Enter them down, sister."

As soon as he is gone, Josef, who knows everything, warns them:

"Don't you let him operate on you!

That is a special scientific stunt of the old boy's.

He goes absolutely crazy whenever he can get hold of anyone to do it on.

He operates on you for flat feet, and there's no mistake, you don't have them any more; you have club feet instead, and have to walk all the rest of your life on sticks."

"What should a man do, then?" asks one of them.

"Say No.

You are here to be cured of your wound, not your flat feet.

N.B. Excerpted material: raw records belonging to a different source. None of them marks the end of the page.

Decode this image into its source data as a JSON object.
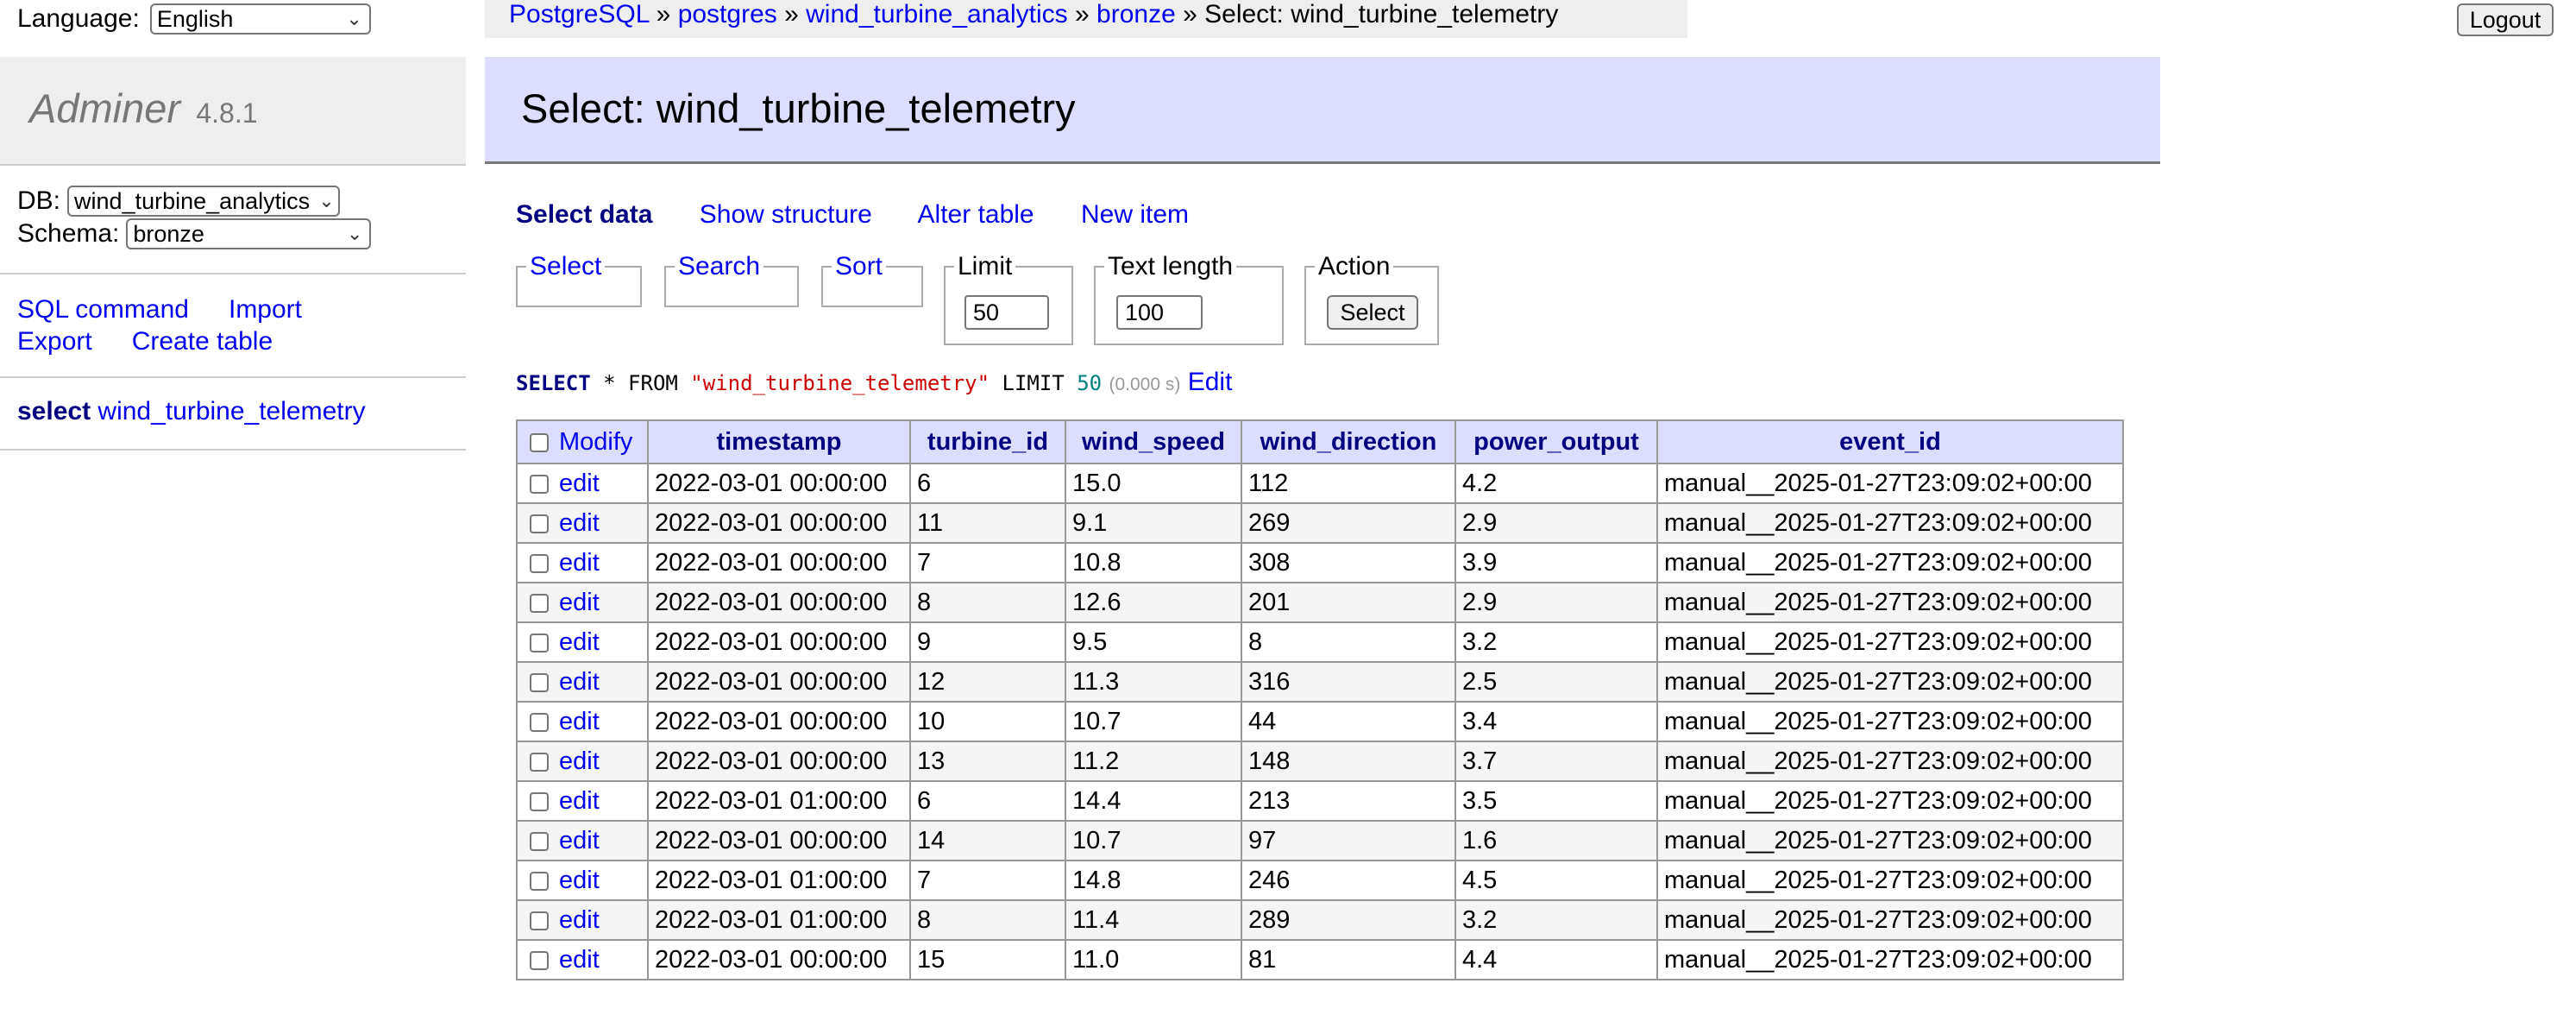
{
  "language": {
    "label": "Language:",
    "value": "English"
  },
  "breadcrumb": {
    "items": [
      "PostgreSQL",
      "postgres",
      "wind_turbine_analytics",
      "bronze"
    ],
    "separator": "»",
    "current": "Select: wind_turbine_telemetry"
  },
  "logout_label": "Logout",
  "brand": {
    "name": "Adminer",
    "version": "4.8.1"
  },
  "db": {
    "label": "DB:",
    "value": "wind_turbine_analytics"
  },
  "schema": {
    "label": "Schema:",
    "value": "bronze"
  },
  "side_links": [
    "SQL command",
    "Import",
    "Export",
    "Create table"
  ],
  "side_table": {
    "prefix": "select",
    "name": "wind_turbine_telemetry"
  },
  "page_title": "Select: wind_turbine_telemetry",
  "tabs": [
    "Select data",
    "Show structure",
    "Alter table",
    "New item"
  ],
  "fieldsets": {
    "select": "Select",
    "search": "Search",
    "sort": "Sort",
    "limit": {
      "legend": "Limit",
      "value": "50"
    },
    "text_length": {
      "legend": "Text length",
      "value": "100"
    },
    "action": {
      "legend": "Action",
      "button": "Select"
    }
  },
  "sql": {
    "kw_select": "SELECT",
    "star_from": " * FROM ",
    "table": "\"wind_turbine_telemetry\"",
    "kw_limit": " LIMIT ",
    "limit": "50",
    "time": "(0.000 s)",
    "edit_label": "Edit"
  },
  "table": {
    "modify_label": "Modify",
    "edit_label": "edit",
    "columns": [
      "timestamp",
      "turbine_id",
      "wind_speed",
      "wind_direction",
      "power_output",
      "event_id"
    ],
    "rows": [
      [
        "2022-03-01 00:00:00",
        "6",
        "15.0",
        "112",
        "4.2",
        "manual__2025-01-27T23:09:02+00:00"
      ],
      [
        "2022-03-01 00:00:00",
        "11",
        "9.1",
        "269",
        "2.9",
        "manual__2025-01-27T23:09:02+00:00"
      ],
      [
        "2022-03-01 00:00:00",
        "7",
        "10.8",
        "308",
        "3.9",
        "manual__2025-01-27T23:09:02+00:00"
      ],
      [
        "2022-03-01 00:00:00",
        "8",
        "12.6",
        "201",
        "2.9",
        "manual__2025-01-27T23:09:02+00:00"
      ],
      [
        "2022-03-01 00:00:00",
        "9",
        "9.5",
        "8",
        "3.2",
        "manual__2025-01-27T23:09:02+00:00"
      ],
      [
        "2022-03-01 00:00:00",
        "12",
        "11.3",
        "316",
        "2.5",
        "manual__2025-01-27T23:09:02+00:00"
      ],
      [
        "2022-03-01 00:00:00",
        "10",
        "10.7",
        "44",
        "3.4",
        "manual__2025-01-27T23:09:02+00:00"
      ],
      [
        "2022-03-01 00:00:00",
        "13",
        "11.2",
        "148",
        "3.7",
        "manual__2025-01-27T23:09:02+00:00"
      ],
      [
        "2022-03-01 01:00:00",
        "6",
        "14.4",
        "213",
        "3.5",
        "manual__2025-01-27T23:09:02+00:00"
      ],
      [
        "2022-03-01 00:00:00",
        "14",
        "10.7",
        "97",
        "1.6",
        "manual__2025-01-27T23:09:02+00:00"
      ],
      [
        "2022-03-01 01:00:00",
        "7",
        "14.8",
        "246",
        "4.5",
        "manual__2025-01-27T23:09:02+00:00"
      ],
      [
        "2022-03-01 01:00:00",
        "8",
        "11.4",
        "289",
        "3.2",
        "manual__2025-01-27T23:09:02+00:00"
      ],
      [
        "2022-03-01 00:00:00",
        "15",
        "11.0",
        "81",
        "4.4",
        "manual__2025-01-27T23:09:02+00:00"
      ]
    ]
  }
}
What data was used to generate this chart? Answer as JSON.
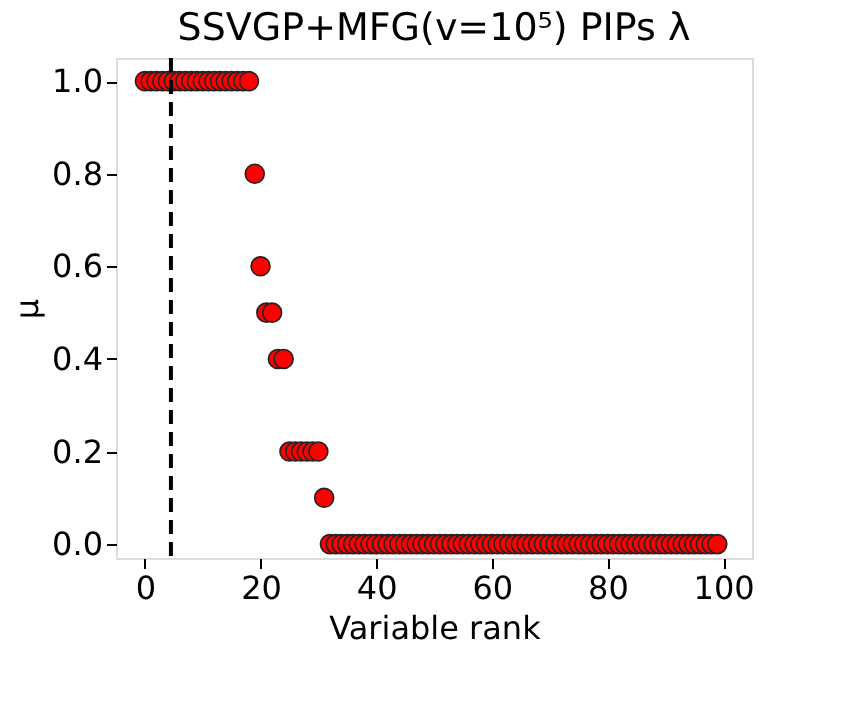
{
  "chart_data": {
    "type": "scatter",
    "title": "SSVGP+MFG(v=10⁵) PIPs λ",
    "xlabel": "Variable rank",
    "ylabel": "μ",
    "x": [
      0,
      1,
      2,
      3,
      4,
      5,
      6,
      7,
      8,
      9,
      10,
      11,
      12,
      13,
      14,
      15,
      16,
      17,
      18,
      19,
      20,
      21,
      22,
      23,
      24,
      25,
      26,
      27,
      28,
      29,
      30,
      31,
      32,
      33,
      34,
      35,
      36,
      37,
      38,
      39,
      40,
      41,
      42,
      43,
      44,
      45,
      46,
      47,
      48,
      49,
      50,
      51,
      52,
      53,
      54,
      55,
      56,
      57,
      58,
      59,
      60,
      61,
      62,
      63,
      64,
      65,
      66,
      67,
      68,
      69,
      70,
      71,
      72,
      73,
      74,
      75,
      76,
      77,
      78,
      79,
      80,
      81,
      82,
      83,
      84,
      85,
      86,
      87,
      88,
      89,
      90,
      91,
      92,
      93,
      94,
      95,
      96,
      97,
      98,
      99
    ],
    "series": [
      {
        "color": "#ff0000",
        "values": [
          1.0,
          1.0,
          1.0,
          1.0,
          1.0,
          1.0,
          1.0,
          1.0,
          1.0,
          1.0,
          1.0,
          1.0,
          1.0,
          1.0,
          1.0,
          1.0,
          1.0,
          1.0,
          1.0,
          0.8,
          0.6,
          0.5,
          0.5,
          0.4,
          0.4,
          0.2,
          0.2,
          0.2,
          0.2,
          0.2,
          0.2,
          0.1,
          0,
          0,
          0,
          0,
          0,
          0,
          0,
          0,
          0,
          0,
          0,
          0,
          0,
          0,
          0,
          0,
          0,
          0,
          0,
          0,
          0,
          0,
          0,
          0,
          0,
          0,
          0,
          0,
          0,
          0,
          0,
          0,
          0,
          0,
          0,
          0,
          0,
          0,
          0,
          0,
          0,
          0,
          0,
          0,
          0,
          0,
          0,
          0,
          0,
          0,
          0,
          0,
          0,
          0,
          0,
          0,
          0,
          0,
          0,
          0,
          0,
          0,
          0,
          0,
          0,
          0,
          0,
          0
        ]
      }
    ],
    "xlim": [
      -5,
      105
    ],
    "xticks": [
      0,
      20,
      40,
      60,
      80,
      100
    ],
    "ylim": [
      -0.03,
      1.05
    ],
    "yticks": [
      {
        "value": 0,
        "label": "0.0"
      },
      {
        "value": 0.2,
        "label": "0.2"
      },
      {
        "value": 0.4,
        "label": "0.4"
      },
      {
        "value": 0.6,
        "label": "0.6"
      },
      {
        "value": 0.8,
        "label": "0.8"
      },
      {
        "value": 1,
        "label": "1.0"
      }
    ],
    "ref_lines": [
      {
        "axis": "x",
        "value": 4.5,
        "color": "#000000",
        "line_style": "dashed"
      }
    ],
    "marker": "circle",
    "grid": false
  }
}
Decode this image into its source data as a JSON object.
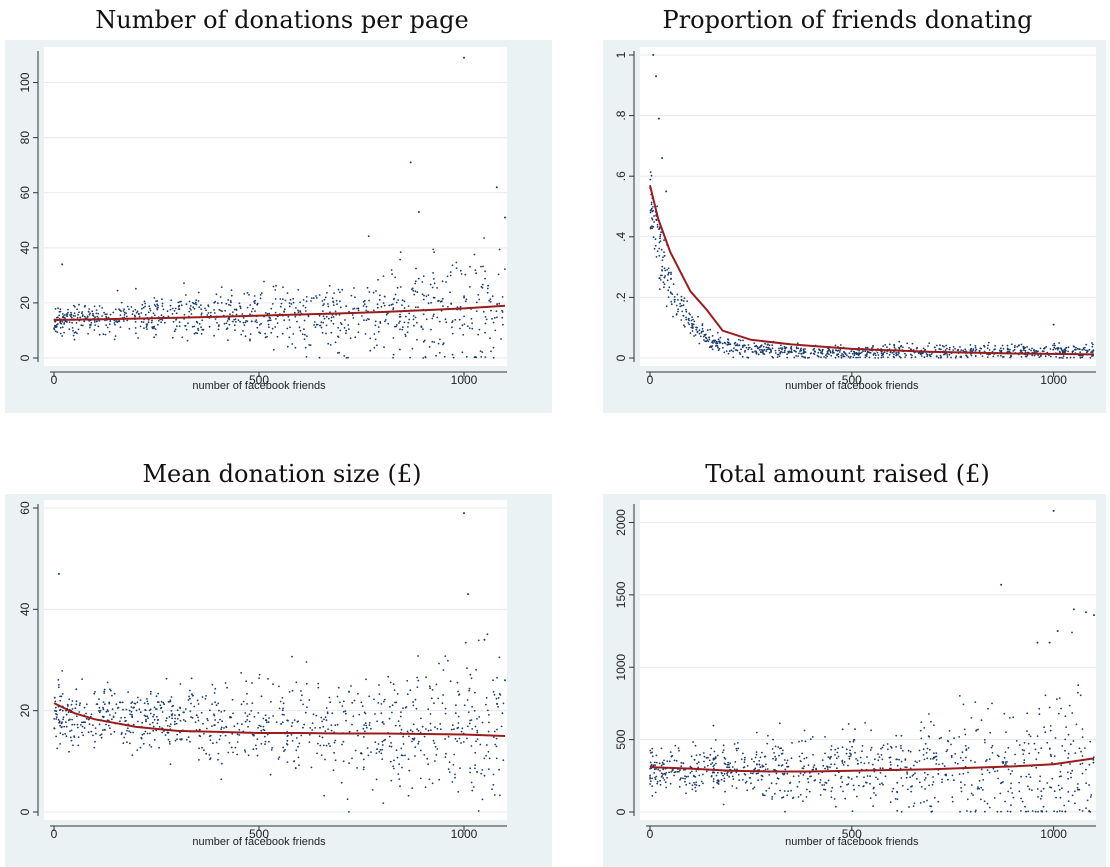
{
  "colors": {
    "panel_background": "#eaf2f3",
    "plot_background": "#ffffff",
    "point_color": "#1a3b6e",
    "fit_line_color": "#9b1c1c",
    "grid_color": "#e6eaec"
  },
  "chart_data": [
    {
      "type": "scatter",
      "title": "Number of donations per page",
      "xlabel": "number of facebook friends",
      "ylabel": "",
      "xlim": [
        0,
        1100
      ],
      "ylim": [
        0,
        110
      ],
      "x_ticks": [
        0,
        500,
        1000
      ],
      "x_tick_labels": [
        "0",
        "500",
        "1000"
      ],
      "y_ticks": [
        0,
        20,
        40,
        60,
        80,
        100
      ],
      "y_tick_labels": [
        "0",
        "20",
        "40",
        "60",
        "80",
        "100"
      ],
      "fit_line": {
        "x": [
          0,
          100,
          200,
          300,
          400,
          500,
          600,
          700,
          800,
          900,
          1000,
          1100
        ],
        "y": [
          13.8,
          14.0,
          14.3,
          14.6,
          15.0,
          15.4,
          15.8,
          16.2,
          16.7,
          17.3,
          18.0,
          19.0
        ]
      },
      "highlighted_points": {
        "x": [
          20,
          870,
          890,
          1000,
          1080,
          1100
        ],
        "y": [
          34,
          71,
          53,
          109,
          62,
          51
        ]
      },
      "point_spread": {
        "x_range": [
          0,
          1100
        ],
        "center_start": 14,
        "center_end": 17,
        "spread_start": 3,
        "spread_end": 12
      }
    },
    {
      "type": "scatter",
      "title": "Proportion of friends donating",
      "xlabel": "number of facebook friends",
      "ylabel": "",
      "xlim": [
        0,
        1100
      ],
      "ylim": [
        0,
        1
      ],
      "x_ticks": [
        0,
        500,
        1000
      ],
      "x_tick_labels": [
        "0",
        "500",
        "1000"
      ],
      "y_ticks": [
        0,
        0.2,
        0.4,
        0.6,
        0.8,
        1
      ],
      "y_tick_labels": [
        "0",
        ".2",
        ".4",
        ".6",
        ".8",
        "1"
      ],
      "fit_line": {
        "x": [
          0,
          20,
          50,
          100,
          140,
          180,
          250,
          350,
          500,
          700,
          900,
          1100
        ],
        "y": [
          0.57,
          0.46,
          0.35,
          0.22,
          0.16,
          0.09,
          0.06,
          0.045,
          0.03,
          0.02,
          0.015,
          0.012
        ]
      },
      "highlighted_points": {
        "x": [
          8,
          15,
          22,
          30,
          40,
          1000
        ],
        "y": [
          1.0,
          0.93,
          0.79,
          0.66,
          0.55,
          0.11
        ]
      },
      "point_spread": {
        "x_range": [
          0,
          1100
        ],
        "decay_a": 0.5,
        "decay_b": 60,
        "floor": 0.02
      }
    },
    {
      "type": "scatter",
      "title": "Mean donation size (£)",
      "xlabel": "number of facebook friends",
      "ylabel": "",
      "xlim": [
        0,
        1100
      ],
      "ylim": [
        0,
        60
      ],
      "x_ticks": [
        0,
        500,
        1000
      ],
      "x_tick_labels": [
        "0",
        "500",
        "1000"
      ],
      "y_ticks": [
        0,
        20,
        40,
        60
      ],
      "y_tick_labels": [
        "0",
        "20",
        "40",
        "60"
      ],
      "fit_line": {
        "x": [
          0,
          50,
          100,
          200,
          300,
          400,
          500,
          600,
          700,
          800,
          900,
          1000,
          1100
        ],
        "y": [
          21.5,
          19.5,
          18.3,
          16.8,
          16.0,
          15.8,
          15.6,
          15.6,
          15.5,
          15.5,
          15.4,
          15.3,
          15.0
        ]
      },
      "highlighted_points": {
        "x": [
          12,
          1000,
          1010,
          1050,
          1100
        ],
        "y": [
          47,
          59,
          43,
          34,
          26
        ]
      },
      "point_spread": {
        "x_range": [
          0,
          1100
        ],
        "center_start": 19,
        "center_end": 15,
        "spread_start": 3,
        "spread_end": 8
      }
    },
    {
      "type": "scatter",
      "title": "Total amount raised (£)",
      "xlabel": "number of facebook friends",
      "ylabel": "",
      "xlim": [
        0,
        1100
      ],
      "ylim": [
        0,
        2100
      ],
      "x_ticks": [
        0,
        500,
        1000
      ],
      "x_tick_labels": [
        "0",
        "500",
        "1000"
      ],
      "y_ticks": [
        0,
        500,
        1000,
        1500,
        2000
      ],
      "y_tick_labels": [
        "0",
        "500",
        "1000",
        "1500",
        "2000"
      ],
      "fit_line": {
        "x": [
          0,
          100,
          200,
          300,
          400,
          500,
          600,
          700,
          800,
          900,
          1000,
          1100
        ],
        "y": [
          310,
          300,
          285,
          280,
          280,
          285,
          290,
          295,
          305,
          315,
          330,
          370
        ]
      },
      "highlighted_points": {
        "x": [
          1000,
          870,
          1010,
          1050,
          1080,
          1100,
          960,
          990
        ],
        "y": [
          2080,
          1570,
          1250,
          1400,
          1380,
          1360,
          1170,
          1170
        ]
      },
      "point_spread": {
        "x_range": [
          0,
          1100
        ],
        "center_start": 290,
        "center_end": 320,
        "spread_start": 80,
        "spread_end": 300
      }
    }
  ]
}
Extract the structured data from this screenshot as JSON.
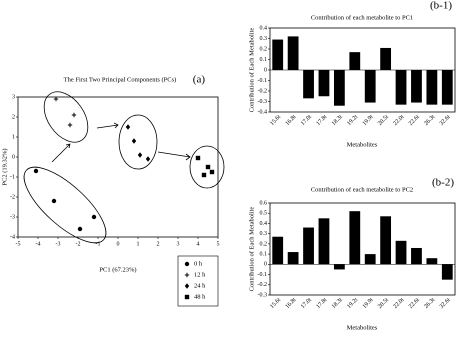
{
  "chart_data": [
    {
      "type": "scatter",
      "title": "The First Two Principal Components (PCs)",
      "panel": "(a)",
      "xlabel": "PC1 (67.23%)",
      "ylabel": "PC2 (19.32%)",
      "xlim": [
        -5,
        5
      ],
      "xticks": [
        -5,
        -4,
        -3,
        -2,
        -1,
        0,
        1,
        2,
        3,
        4,
        5
      ],
      "ylim": [
        -4,
        3
      ],
      "yticks": [
        -4,
        -3,
        -2,
        -1,
        0,
        1,
        2,
        3
      ],
      "series": [
        {
          "name": "0 h",
          "color": "#000000",
          "marker": "circle",
          "x": [
            -4.1,
            -3.2,
            -1.9,
            -1.2
          ],
          "y": [
            -0.7,
            -2.2,
            -3.6,
            -3.0
          ]
        },
        {
          "name": "12 h",
          "color": "#000000",
          "marker": "plus",
          "x": [
            -3.1,
            -2.4,
            -2.2
          ],
          "y": [
            2.9,
            1.6,
            2.1
          ]
        },
        {
          "name": "24 h",
          "color": "#000000",
          "marker": "diamond",
          "x": [
            0.5,
            0.8,
            1.1,
            1.5
          ],
          "y": [
            1.5,
            0.8,
            0.1,
            -0.1
          ]
        },
        {
          "name": "48 h",
          "color": "#000000",
          "marker": "square",
          "x": [
            4.0,
            4.3,
            4.5,
            4.7
          ],
          "y": [
            -0.05,
            -0.9,
            -0.5,
            -0.75
          ]
        }
      ]
    },
    {
      "type": "bar",
      "title": "Contribution of each metabolite to PC1",
      "panel": "(b-1)",
      "xlabel": "Metabolites",
      "ylabel": "Contribution of Each Metabolite",
      "color": "#000000",
      "categories": [
        "15.6t",
        "16.8t",
        "17.0t",
        "17.8t",
        "18.3t",
        "19.2t",
        "19.9t",
        "20.5t",
        "22.0t",
        "22.6t",
        "26.3t",
        "32.6t"
      ],
      "values": [
        0.29,
        0.32,
        -0.27,
        -0.25,
        -0.34,
        0.17,
        -0.31,
        0.21,
        -0.33,
        -0.31,
        -0.33,
        -0.33
      ],
      "ylim": [
        -0.4,
        0.4
      ],
      "yticks": [
        -0.4,
        -0.3,
        -0.2,
        -0.1,
        0,
        0.1,
        0.2,
        0.3,
        0.4
      ]
    },
    {
      "type": "bar",
      "title": "Contribution of each metabolite to PC2",
      "panel": "(b-2)",
      "xlabel": "Metabolites",
      "ylabel": "Contribution of Each Metabolite",
      "color": "#000000",
      "categories": [
        "15.6t",
        "16.8t",
        "17.0t",
        "17.8t",
        "18.3t",
        "19.2t",
        "19.9t",
        "20.5t",
        "22.0t",
        "22.6t",
        "26.3t",
        "32.6t"
      ],
      "values": [
        0.27,
        0.12,
        0.36,
        0.45,
        -0.05,
        0.52,
        0.1,
        0.47,
        0.23,
        0.16,
        0.06,
        -0.15
      ],
      "ylim": [
        -0.3,
        0.6
      ],
      "yticks": [
        -0.3,
        -0.2,
        -0.1,
        0,
        0.1,
        0.2,
        0.3,
        0.4,
        0.5,
        0.6
      ]
    }
  ]
}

Did you have any trouble with them in the field?

No, well, there you are!

At present you can still walk, but if once the old boy gets you under the knife you'll be cripples.

What he wants is little dogs to experiment with, so the war is a glorious time for him, as it is for all the surgeons.

You take a look down below at the staff; there are a dozen fellows hobbling around that he has operated on.

A lot of them have been here all the time since 'fourteen and 'fifteen.

Not a single one of them can walk better than he could before, almost all of them worse, and most only with plaster legs.

Every six months he catches them again and breaks their bones afresh, and every time is going to be the successful one.

You take my word, he won't dare to do it if you say No."

"Ach, man," says one of the two wearily, "better your feet than your brain-box.

There's no telling what you'll get if you go back out there again.

They can do with me just as they please, so long as I get back home.

Better to have a club foot than be dead."

The other, a young fellow like ourselves, won't have it done.

The next morning the old man has the two hauled up and lectures and jaws at them so long that in the end they consent.

What else could they do?— They are mere privates, and he is a big bug.

They are brought back chloroformed and plastered.